Introduction Lobectomy is the treatment of choice for medically operable patients with stage I lung cancer, with the best reported overall survival and lowest recurrence rates. Patient selection influences outcomes as demonstrated by wide variations in outcomes and reported recurrence rates for all radical lung cancer treatments. Some studies report recurrence rates following Stereotactic Ablative Radiotherapy (SABR) that are comparable to lobectomy. We aim to analyse the rates and site of recurrence in our patients who were radically treated for stage I lung cancer.

Methods All patients with two years follow-up after radical treatment for stage I lung cancer (2008–2013) were included. Retrospective review of electronic patient records to identify outcomes, including the presence and site of any recurrence.
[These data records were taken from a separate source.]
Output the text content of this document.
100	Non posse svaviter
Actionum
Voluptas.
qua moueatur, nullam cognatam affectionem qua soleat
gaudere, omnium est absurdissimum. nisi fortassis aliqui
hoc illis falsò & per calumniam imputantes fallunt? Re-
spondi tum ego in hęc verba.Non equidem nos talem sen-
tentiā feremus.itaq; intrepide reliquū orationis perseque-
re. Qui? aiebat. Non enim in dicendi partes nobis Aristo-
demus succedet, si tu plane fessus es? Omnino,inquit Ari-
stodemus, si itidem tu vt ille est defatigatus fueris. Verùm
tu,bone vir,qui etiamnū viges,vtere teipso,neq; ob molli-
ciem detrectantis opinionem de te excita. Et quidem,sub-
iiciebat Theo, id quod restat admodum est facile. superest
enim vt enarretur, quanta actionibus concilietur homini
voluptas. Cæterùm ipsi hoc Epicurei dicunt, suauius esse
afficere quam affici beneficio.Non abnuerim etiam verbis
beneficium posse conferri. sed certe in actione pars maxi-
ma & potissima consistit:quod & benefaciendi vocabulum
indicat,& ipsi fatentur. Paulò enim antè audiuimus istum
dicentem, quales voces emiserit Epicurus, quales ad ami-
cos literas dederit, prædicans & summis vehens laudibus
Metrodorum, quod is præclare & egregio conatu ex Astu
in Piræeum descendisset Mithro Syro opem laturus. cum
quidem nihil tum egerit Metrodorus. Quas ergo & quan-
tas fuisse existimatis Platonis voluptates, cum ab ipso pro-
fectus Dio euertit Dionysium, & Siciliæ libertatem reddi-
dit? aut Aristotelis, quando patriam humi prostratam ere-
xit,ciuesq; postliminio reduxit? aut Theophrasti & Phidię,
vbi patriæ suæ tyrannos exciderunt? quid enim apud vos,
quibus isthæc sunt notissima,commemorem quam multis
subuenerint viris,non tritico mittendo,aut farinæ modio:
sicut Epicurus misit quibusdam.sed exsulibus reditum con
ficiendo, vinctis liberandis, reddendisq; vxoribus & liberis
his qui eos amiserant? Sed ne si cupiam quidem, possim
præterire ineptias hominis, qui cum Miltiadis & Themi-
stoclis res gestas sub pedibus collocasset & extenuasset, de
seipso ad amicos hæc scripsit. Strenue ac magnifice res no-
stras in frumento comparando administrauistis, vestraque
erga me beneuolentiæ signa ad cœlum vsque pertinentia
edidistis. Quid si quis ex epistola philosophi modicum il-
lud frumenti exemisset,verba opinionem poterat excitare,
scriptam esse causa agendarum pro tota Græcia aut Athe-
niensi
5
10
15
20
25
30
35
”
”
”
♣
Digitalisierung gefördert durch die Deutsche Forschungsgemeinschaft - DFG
Results 425 patients were identified. Treatment modalities included lobectomy 187 (44.0%), SABR 99 (23.3%), sub-lobar resection 85 (20.0%) and radical radiotherapy 54 (12.7%). There was pathological confirmation in 56.6% of SABR and 63.0% of radical radiotherapy.

Abstract S64 Figure 1

Rate and site of recurrence at 2 years

Patients treated with surgical resection were younger (mean age 69.0 vs 75.9 years, p < 0.001) and had a better performance status (PS0–1 83.5% vs 37.9%, p < 0.001), although larger tumours (T2a 53.4% vs 31.3%, p = 0.001). Mortality without cancer recurrence at two years was lower following surgery than non-surgical treatment (10.7% lobectomy and 11.8% sub-lobar resection vs 27.3% SABR and 25.9% radical radiotherapy, p < 0.001).

Overall recurrence rates at two years were 12.3% lobectomy, 11.8% sub-lobar resection, 17.2% SABR and 29.6% radical radiotherapy – differences not significant on uni-variable regression, which may relate to small patient numbers. Figure 1 demonstrates the sites of recurrence. Considering only those with pathological confirmation of cancer, recurrence rates at two years were 17.9% for SABR and 32.4% for radical radiotherapy.
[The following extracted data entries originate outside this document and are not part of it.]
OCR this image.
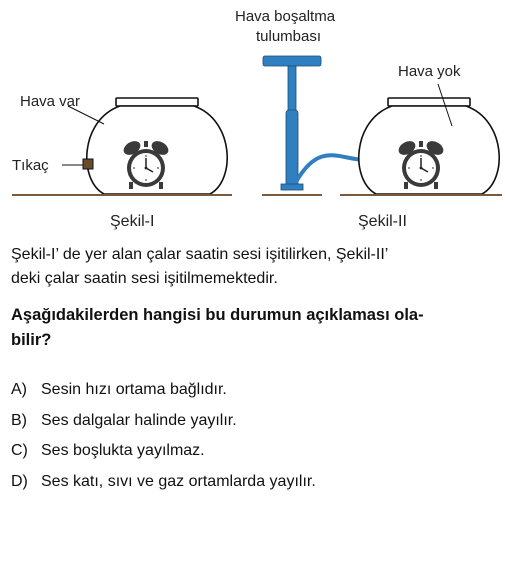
Hava boşaltma
tulumbası
Hava var
Hava yok
Tıkaç
Şekil-I	Şekil-II
Şekil-I’ de yer alan çalar saatin sesi işitilirken, Şekil-II’
deki çalar saatin sesi işitilmemektedir.
Aşağıdakilerden hangisi bu durumun açıklaması ola-
bilir?
A) Sesin hızı ortama bağlıdır.
B) Ses dalgalar halinde yayılır.
C) Ses boşlukta yayılmaz.
D) Ses katı, sıvı ve gaz ortamlarda yayılır.
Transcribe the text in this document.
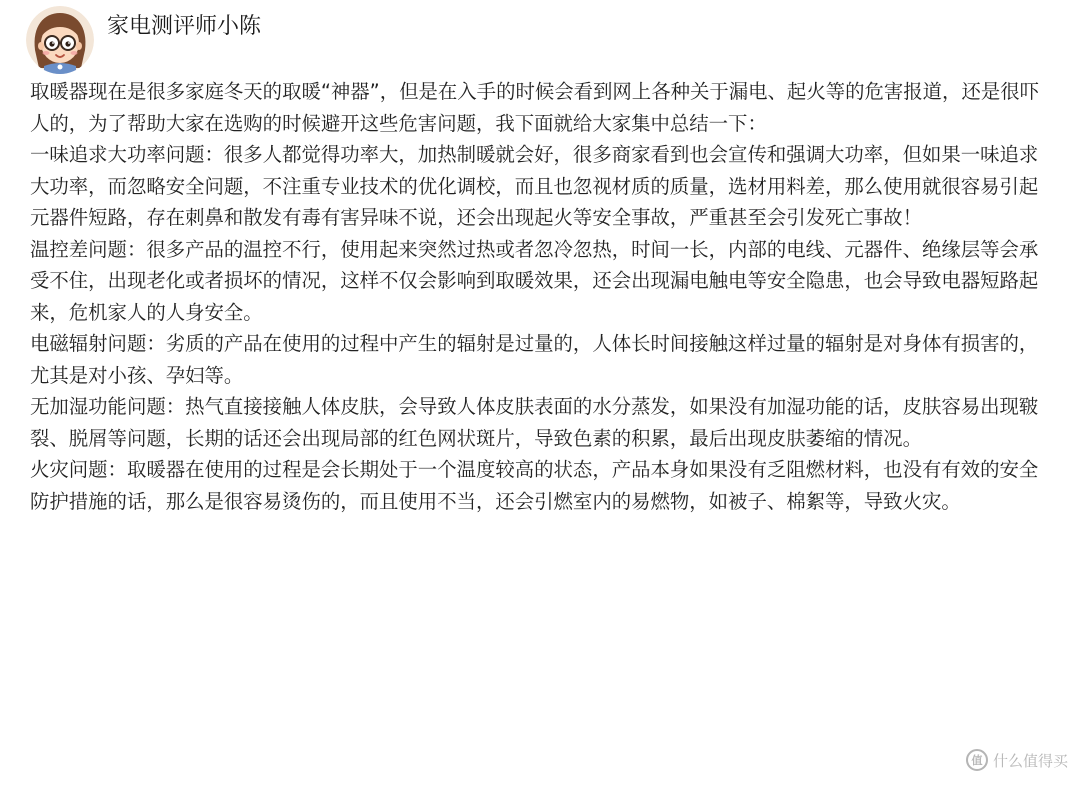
家电测评师小陈

取暖器现在是很多家庭冬天的取暖“神器”，但是在入手的时候会看到网上各种关于漏电、起火等的危害报道，还是很吓人的，为了帮助大家在选购的时候避开这些危害问题，我下面就给大家集中总结一下：

一味追求大功率问题：很多人都觉得功率大，加热制暖就会好，很多商家看到也会宣传和强调大功率，但如果一味追求大功率，而忽略安全问题，不注重专业技术的优化调校，而且也忽视材质的质量，选材用料差，那么使用就很容易引起元器件短路，存在刺鼻和散发有毒有害异味不说，还会出现起火等安全事故，严重甚至会引发死亡事故！

温控差问题：很多产品的温控不行，使用起来突然过热或者忽冷忽热，时间一长，内部的电线、元器件、绝缘层等会承受不住，出现老化或者损坏的情况，这样不仅会影响到取暖效果，还会出现漏电触电等安全隐患，也会导致电器短路起来，危机家人的人身安全。

电磁辐射问题：劣质的产品在使用的过程中产生的辐射是过量的，人体长时间接触这样过量的辐射是对身体有损害的，尤其是对小孩、孕妇等。

无加湿功能问题：热气直接接触人体皮肤，会导致人体皮肤表面的水分蒸发，如果没有加湿功能的话，皮肤容易出现皲裂、脱屑等问题，长期的话还会出现局部的红色网状斑片，导致色素的积累，最后出现皮肤萎缩的情况。

火灾问题：取暖器在使用的过程是会长期处于一个温度较高的状态，产品本身如果没有乏阻燃材料，也没有有效的安全防护措施的话，那么是很容易烫伤的，而且使用不当，还会引燃室内的易燃物，如被子、棉絮等，导致火灾。

值 什么值得买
Conclusions The lowest recurrence rate was observed following surgical resection. In comparison, recurrence following SABR was non-significantly higher due to more loco-regional recurrence. Radical radiotherapy is associated with higher rates of overall, loco-regional and distant recurrence. Nodal recurrence was comparable between lobectomy, SABR and radical radiotherapy. This data is limited by low numbers as well as the confounding effects of early non-cancer deaths and incomplete pathological confirmation in the non-surgical treatment cohorts.